In [5]: df = pd.DataFrame(data=[(1,2),(3,4)], columns=['a', 'b'])
   ...: pd.eval("a.sum() / 7", engine='numexpr', local_dict={'a':df.a})
Out[5]: 0.5714285714285714

passing a 2-d object directly is not supported, not really sure why you would want to go down this path. df.sum() / 7 is much more intuitive / expected.

Comment From: rmancy-smg

Mostly because I'm trying to use pd.eval() for evaluating user defined functions (i.e sum(x) / 7) over pandas Dataframes. Specifically ,I needed it for the whole Dataframe as it was constructed such that each column represented user's timeseries data (and the intent was to apply the function over all user's data).

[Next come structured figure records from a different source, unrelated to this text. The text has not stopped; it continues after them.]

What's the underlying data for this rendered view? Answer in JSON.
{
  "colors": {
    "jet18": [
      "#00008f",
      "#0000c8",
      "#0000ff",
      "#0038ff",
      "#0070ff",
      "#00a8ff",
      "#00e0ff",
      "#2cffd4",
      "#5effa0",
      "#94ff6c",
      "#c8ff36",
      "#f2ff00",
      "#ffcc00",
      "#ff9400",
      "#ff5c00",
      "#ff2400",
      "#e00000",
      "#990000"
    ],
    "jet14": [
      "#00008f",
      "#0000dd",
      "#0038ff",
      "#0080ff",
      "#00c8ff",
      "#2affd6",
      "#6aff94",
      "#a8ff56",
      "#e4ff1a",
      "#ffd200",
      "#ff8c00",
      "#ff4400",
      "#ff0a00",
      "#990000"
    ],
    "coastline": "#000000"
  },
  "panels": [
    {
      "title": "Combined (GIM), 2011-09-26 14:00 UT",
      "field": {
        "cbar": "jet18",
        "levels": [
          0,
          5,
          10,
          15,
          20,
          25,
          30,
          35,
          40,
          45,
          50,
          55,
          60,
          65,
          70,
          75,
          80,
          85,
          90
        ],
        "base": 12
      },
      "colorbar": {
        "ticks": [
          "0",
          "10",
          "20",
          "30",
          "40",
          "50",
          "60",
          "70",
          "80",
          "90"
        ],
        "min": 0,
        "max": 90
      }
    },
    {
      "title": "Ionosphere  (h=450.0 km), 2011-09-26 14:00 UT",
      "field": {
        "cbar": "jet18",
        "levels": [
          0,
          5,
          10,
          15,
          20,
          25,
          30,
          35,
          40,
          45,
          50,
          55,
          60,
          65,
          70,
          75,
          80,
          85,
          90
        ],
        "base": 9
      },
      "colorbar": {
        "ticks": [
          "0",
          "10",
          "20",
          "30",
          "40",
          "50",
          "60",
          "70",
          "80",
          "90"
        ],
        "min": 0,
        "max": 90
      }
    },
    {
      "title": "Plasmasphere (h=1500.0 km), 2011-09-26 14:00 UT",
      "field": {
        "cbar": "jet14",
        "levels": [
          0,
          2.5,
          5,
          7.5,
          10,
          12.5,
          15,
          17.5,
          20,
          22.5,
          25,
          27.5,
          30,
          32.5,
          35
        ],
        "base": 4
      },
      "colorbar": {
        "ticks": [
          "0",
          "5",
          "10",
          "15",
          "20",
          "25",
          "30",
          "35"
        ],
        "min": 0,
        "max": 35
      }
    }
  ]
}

Anyway, it's clear that it will not work like this, and i've since found a workaround. The only minor gripe I have is that the documentation states quite unequivocally that it should.

Thanks again for your insights @jreback

Comment From: jorisvandenbossche

@rmancy-smg Passing dataframes works fine, eg:

In [15]: pd.eval("df / 7", local_dict={'df': df}, engine='numexpr')
Out[15]: 
          a         b
0  0.142857  0.285714
1  0.428571  0.571429

It was the function call 'df.sum()' or sum(df) that is not supported.

Can you point to the docs where you see this incorrectly stated? (unless you meant the dataframe-part) Here: http://pandas.pydata.org/pandas-docs/stable/enhancingperf.html#supported-syntax is a detailed overview of the supported syntax, and functions calls are listed in the 'not' section.

When trying to evaluate auser defined function, you can simply do sum(df) instead of pd.eval('sum(df)').

Comment From: rmancy-smg

@jorisvandenbossche

Hmm, yeah the original quote from here[1] says this:

Series and DataFrame objects are supported and behave as they would with plain ol’ Python evaluation.

Which I just took to mean that using Series and Dataframe objects would work just as they do in "plain ol' Python", but maybe there are some semantics in there that I'm not interpreting correctly?

1 http://pandas.pydata.org/pandas-docs/stable/generated/pandas.eval.html

Comment From: jorisvandenbossche

@rmancy-smg What is meant is that the supported operations work with series/dataframes as they would do in python. So that "df / 7" does what you expect. It does not mean that every operation on dataframes will work, since not all syntax is supported, eg function calls are not supported. If you want to clarify the wording in the docstring, feel free to open a PR!